Though I am now making a living as a journalist, my life has been forever altered by the horror of the Syrian conflict. Many of the Syrian women I know have faced what I have faced, or worse, and have experienced other yo-yo effects of leaving and coming back.
I have a friend who used to live with her husband and their little girl in Raqqa, under the control of ISIS. Tragedy struck when her husband and father were killed in a car bombing; around the same time, her daughter died from an illness. She lived in the utmost misery but refused to be beaten.
When a relative of hers who had joined ISIS tried to force her to remarry, she refused, despite witnessing firsthand the horrors the group inflicted on people who disobeyed it. She fled to Turkey with her brother to start a new life. But it didn’t last long, and she found herself in the middle of the war again after her new husband moved them back to Syria for work.
Another woman I know from a nearby village fled the conflict more than four years ago, moving to Lebanon with her husband and two girls. Lebanese authorities arrested her husband, suspecting that he had ties to an extremist group. She waited a year for his release, until her family in Syria begged her to come home because they were worried that she couldn’t take care of herself independently.
Since her return, she has lost three brothers, one to ISIS and two to the regime. She’s now started her own small business in our village to support herself, her mother and her little girls, waiting for her husband to show up one day.
Another woman I know had lost her husband long before the 2011 revolution. Following the revolution, she lived with her four children in a village outside regime control, but she’d often go to visit her relatives in regime-controlled areas. When militias loyal to the regime learned that she was visiting from the opposition side, they reported her to intelligence officials. Days later, she was arrested by regime forces and accused of smuggling weapons to opposition fighters. She remained in prison for almost four years, during which two of her teenage boys, left with no one to take care of them, joined an armed group.
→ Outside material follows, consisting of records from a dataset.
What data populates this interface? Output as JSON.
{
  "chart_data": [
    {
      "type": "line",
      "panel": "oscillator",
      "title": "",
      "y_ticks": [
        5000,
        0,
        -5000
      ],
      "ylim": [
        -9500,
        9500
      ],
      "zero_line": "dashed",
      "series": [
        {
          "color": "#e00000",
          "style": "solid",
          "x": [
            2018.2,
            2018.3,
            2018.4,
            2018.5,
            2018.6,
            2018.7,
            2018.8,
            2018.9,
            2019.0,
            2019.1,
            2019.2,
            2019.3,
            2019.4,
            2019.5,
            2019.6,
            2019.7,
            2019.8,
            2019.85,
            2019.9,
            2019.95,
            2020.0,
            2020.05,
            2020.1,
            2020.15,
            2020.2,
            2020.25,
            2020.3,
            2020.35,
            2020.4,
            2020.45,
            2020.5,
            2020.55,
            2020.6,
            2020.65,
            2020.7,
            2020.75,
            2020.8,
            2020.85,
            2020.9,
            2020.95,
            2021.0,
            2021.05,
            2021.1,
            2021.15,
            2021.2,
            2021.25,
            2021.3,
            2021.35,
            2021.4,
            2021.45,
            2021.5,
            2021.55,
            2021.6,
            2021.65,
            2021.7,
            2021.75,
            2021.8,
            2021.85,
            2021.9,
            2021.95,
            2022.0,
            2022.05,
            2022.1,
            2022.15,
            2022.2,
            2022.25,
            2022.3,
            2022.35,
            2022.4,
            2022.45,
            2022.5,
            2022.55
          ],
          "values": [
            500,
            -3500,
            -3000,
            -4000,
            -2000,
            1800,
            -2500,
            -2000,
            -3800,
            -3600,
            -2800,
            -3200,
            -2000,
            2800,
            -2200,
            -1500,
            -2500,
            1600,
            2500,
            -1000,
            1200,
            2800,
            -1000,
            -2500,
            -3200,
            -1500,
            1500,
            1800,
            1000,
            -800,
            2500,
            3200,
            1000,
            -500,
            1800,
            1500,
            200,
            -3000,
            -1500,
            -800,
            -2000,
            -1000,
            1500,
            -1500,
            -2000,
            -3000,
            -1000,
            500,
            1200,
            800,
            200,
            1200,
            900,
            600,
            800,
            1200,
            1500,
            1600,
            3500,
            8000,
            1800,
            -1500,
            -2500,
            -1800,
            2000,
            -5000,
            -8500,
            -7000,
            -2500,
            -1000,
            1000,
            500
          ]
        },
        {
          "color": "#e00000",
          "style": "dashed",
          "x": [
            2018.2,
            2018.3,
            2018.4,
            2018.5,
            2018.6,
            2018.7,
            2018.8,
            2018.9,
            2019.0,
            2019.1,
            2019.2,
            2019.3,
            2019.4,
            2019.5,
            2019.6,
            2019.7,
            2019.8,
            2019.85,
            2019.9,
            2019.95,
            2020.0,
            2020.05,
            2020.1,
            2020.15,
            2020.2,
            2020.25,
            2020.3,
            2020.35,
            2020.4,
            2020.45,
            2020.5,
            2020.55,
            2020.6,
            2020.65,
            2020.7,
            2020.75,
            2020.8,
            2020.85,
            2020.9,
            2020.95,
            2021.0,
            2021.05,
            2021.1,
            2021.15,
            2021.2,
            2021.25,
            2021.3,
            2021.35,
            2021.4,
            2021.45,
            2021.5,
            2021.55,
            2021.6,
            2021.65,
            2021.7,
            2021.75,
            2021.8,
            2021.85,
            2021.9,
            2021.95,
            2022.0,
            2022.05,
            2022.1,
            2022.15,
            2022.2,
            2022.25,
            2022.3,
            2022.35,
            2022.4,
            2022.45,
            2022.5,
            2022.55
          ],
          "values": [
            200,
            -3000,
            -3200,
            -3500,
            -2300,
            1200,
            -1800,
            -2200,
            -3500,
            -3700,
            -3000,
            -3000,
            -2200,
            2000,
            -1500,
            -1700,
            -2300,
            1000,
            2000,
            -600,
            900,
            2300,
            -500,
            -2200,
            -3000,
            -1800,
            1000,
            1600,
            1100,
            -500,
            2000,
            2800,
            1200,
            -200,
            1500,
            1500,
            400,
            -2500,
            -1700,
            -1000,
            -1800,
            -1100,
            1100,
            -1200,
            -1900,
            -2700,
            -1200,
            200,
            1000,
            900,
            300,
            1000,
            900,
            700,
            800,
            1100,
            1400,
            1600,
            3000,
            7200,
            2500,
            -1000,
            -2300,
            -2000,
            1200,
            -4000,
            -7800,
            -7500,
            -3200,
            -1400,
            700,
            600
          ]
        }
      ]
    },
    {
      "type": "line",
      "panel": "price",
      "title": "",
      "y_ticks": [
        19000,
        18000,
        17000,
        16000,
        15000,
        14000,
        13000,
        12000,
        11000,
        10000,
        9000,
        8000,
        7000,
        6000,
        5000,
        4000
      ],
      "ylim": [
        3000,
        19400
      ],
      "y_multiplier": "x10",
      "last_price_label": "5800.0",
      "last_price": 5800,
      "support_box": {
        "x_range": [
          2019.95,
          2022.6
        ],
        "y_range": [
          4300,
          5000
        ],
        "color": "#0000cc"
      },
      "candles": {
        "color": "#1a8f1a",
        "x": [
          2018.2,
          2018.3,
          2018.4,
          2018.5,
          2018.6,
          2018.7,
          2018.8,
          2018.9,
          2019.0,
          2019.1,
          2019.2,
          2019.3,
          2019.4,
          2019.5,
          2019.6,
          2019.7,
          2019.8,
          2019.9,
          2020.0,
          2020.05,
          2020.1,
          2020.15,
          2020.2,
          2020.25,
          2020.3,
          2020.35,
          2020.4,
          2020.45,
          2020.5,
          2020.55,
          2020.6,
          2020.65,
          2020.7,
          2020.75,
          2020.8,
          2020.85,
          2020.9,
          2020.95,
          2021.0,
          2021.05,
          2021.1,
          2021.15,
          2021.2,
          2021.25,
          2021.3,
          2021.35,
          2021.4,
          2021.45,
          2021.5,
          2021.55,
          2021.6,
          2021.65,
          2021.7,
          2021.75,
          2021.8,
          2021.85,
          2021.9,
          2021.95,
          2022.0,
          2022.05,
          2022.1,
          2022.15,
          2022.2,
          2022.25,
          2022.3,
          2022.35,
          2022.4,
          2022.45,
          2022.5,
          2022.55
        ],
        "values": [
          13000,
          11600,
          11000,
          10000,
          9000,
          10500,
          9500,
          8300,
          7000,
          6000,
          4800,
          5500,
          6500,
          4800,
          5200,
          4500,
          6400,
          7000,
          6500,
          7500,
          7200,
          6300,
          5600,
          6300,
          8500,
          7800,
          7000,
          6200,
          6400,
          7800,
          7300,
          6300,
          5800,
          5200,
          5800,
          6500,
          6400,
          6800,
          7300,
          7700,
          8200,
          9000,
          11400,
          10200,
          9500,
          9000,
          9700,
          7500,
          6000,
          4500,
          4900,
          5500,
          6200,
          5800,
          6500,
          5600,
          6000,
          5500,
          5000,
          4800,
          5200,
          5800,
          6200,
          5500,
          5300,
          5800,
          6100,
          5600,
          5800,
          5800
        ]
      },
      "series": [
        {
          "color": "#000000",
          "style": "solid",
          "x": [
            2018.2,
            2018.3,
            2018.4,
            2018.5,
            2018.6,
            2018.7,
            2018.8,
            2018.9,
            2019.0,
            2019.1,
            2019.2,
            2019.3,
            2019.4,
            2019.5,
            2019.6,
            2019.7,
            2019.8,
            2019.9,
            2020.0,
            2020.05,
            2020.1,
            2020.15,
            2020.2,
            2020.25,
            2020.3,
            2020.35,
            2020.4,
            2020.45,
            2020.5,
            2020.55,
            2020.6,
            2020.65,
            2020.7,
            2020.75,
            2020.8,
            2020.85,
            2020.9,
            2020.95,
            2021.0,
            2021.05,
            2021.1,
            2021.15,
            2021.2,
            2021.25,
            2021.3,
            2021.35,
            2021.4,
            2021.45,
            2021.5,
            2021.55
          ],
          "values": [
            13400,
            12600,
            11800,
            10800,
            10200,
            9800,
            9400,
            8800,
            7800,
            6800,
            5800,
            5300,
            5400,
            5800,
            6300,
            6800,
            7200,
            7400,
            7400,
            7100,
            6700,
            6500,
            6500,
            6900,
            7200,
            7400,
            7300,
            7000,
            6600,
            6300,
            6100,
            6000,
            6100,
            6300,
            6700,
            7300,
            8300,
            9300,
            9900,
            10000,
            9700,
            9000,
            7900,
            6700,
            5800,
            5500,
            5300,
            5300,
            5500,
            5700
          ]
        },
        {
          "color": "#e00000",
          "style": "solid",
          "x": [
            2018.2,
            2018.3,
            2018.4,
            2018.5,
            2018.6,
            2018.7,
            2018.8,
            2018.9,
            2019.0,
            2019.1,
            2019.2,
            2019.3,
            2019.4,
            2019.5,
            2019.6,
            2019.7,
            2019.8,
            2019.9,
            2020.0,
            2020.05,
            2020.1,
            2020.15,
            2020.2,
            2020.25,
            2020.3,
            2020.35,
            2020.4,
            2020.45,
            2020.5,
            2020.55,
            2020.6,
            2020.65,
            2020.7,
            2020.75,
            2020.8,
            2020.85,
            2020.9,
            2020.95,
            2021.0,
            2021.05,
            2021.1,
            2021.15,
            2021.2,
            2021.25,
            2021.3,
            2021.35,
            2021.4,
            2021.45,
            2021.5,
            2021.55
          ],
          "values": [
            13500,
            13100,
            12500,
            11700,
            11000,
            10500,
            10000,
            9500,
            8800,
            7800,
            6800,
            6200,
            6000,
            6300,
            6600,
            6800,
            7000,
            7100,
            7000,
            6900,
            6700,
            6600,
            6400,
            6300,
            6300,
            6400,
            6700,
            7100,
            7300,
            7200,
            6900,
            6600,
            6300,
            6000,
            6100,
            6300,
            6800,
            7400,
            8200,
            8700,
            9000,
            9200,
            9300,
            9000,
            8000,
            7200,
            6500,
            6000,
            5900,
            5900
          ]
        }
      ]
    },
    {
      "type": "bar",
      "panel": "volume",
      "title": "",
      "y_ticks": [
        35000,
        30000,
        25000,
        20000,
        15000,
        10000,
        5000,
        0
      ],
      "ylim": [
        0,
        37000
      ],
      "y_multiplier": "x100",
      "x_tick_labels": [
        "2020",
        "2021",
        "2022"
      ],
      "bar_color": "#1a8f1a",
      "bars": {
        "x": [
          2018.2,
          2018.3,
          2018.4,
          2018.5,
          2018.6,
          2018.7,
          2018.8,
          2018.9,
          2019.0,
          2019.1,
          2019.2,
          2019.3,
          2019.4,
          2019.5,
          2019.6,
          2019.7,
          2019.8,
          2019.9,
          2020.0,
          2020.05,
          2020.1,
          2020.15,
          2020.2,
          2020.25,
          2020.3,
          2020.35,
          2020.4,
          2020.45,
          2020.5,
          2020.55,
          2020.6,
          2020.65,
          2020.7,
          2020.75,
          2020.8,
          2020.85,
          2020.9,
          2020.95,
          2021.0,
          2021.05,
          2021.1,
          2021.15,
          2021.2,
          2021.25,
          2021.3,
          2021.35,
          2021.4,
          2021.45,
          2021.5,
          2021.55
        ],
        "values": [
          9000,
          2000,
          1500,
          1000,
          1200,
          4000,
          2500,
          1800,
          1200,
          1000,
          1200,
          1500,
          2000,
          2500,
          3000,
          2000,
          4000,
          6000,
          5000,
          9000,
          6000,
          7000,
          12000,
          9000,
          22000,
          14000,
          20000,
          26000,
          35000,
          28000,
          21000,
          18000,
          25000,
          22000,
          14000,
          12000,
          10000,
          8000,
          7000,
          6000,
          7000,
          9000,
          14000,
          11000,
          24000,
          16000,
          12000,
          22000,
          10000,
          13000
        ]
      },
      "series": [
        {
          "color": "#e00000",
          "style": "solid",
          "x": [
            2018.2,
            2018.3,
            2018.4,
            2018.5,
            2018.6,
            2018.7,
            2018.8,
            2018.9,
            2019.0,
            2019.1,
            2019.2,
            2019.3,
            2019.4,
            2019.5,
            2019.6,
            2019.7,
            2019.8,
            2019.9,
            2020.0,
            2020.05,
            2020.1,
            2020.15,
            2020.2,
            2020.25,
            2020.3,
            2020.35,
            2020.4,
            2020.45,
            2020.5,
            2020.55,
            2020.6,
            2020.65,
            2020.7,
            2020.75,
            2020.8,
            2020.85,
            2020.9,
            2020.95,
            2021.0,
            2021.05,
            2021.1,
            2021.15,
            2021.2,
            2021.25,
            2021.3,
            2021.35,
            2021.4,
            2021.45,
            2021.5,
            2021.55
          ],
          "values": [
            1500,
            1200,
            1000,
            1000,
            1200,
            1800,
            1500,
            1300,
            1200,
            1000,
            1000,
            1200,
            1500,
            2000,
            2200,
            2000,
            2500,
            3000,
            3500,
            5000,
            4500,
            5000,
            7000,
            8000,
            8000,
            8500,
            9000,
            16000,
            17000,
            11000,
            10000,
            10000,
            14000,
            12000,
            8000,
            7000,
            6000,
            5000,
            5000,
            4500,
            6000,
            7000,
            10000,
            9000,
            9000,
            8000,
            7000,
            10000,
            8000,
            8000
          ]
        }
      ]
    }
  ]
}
Her 13-year-old son was killed during a battle. When his mother received the news in prison, she had a breakdown. A while later, her 20-year-old son, married and expecting a newborn, was killed while fighting, too. Two months later, she was released with a pardon and returned to her broken home. Her community rejected her for being an ex-prisoner. Now, she has to look after her remaining children, her daughter-in-law, and her grandchild alone.
There are so many painful stories about young girls and women in Syria, I’d need a book to tell them all. The stories of Syrian women’s struggles are of the forced marriages resulting from wartime pressure, of loneliness and displacement, of having to leave school and abandon their dreams. This war is a curse that women have suffered from the most. It made some of us stronger, but it also broke many of us. I worry especially about the girls growing up now in northwest Syria, which is under heavy bombardment from the regime and Russia. How can they continue an education under such conditions? Already, White Helmet volunteers say the recent bombardments have displaced 300,000 people in northwest Syria alone, their lives in limbo.
I want to tell them, and every girl who’s been through the pain of abandoning her dreams or losing someone she loves, to try and turn the pain into inner strength. Despite the tragedy, there is hope, and you can overcome your sorrow. Though I am also living through the regime and Russia’s attacks, I refuse to give up on my hopes and ambitions. I will continue down the road I chose for myself and do the job that I love, no matter what comes my way.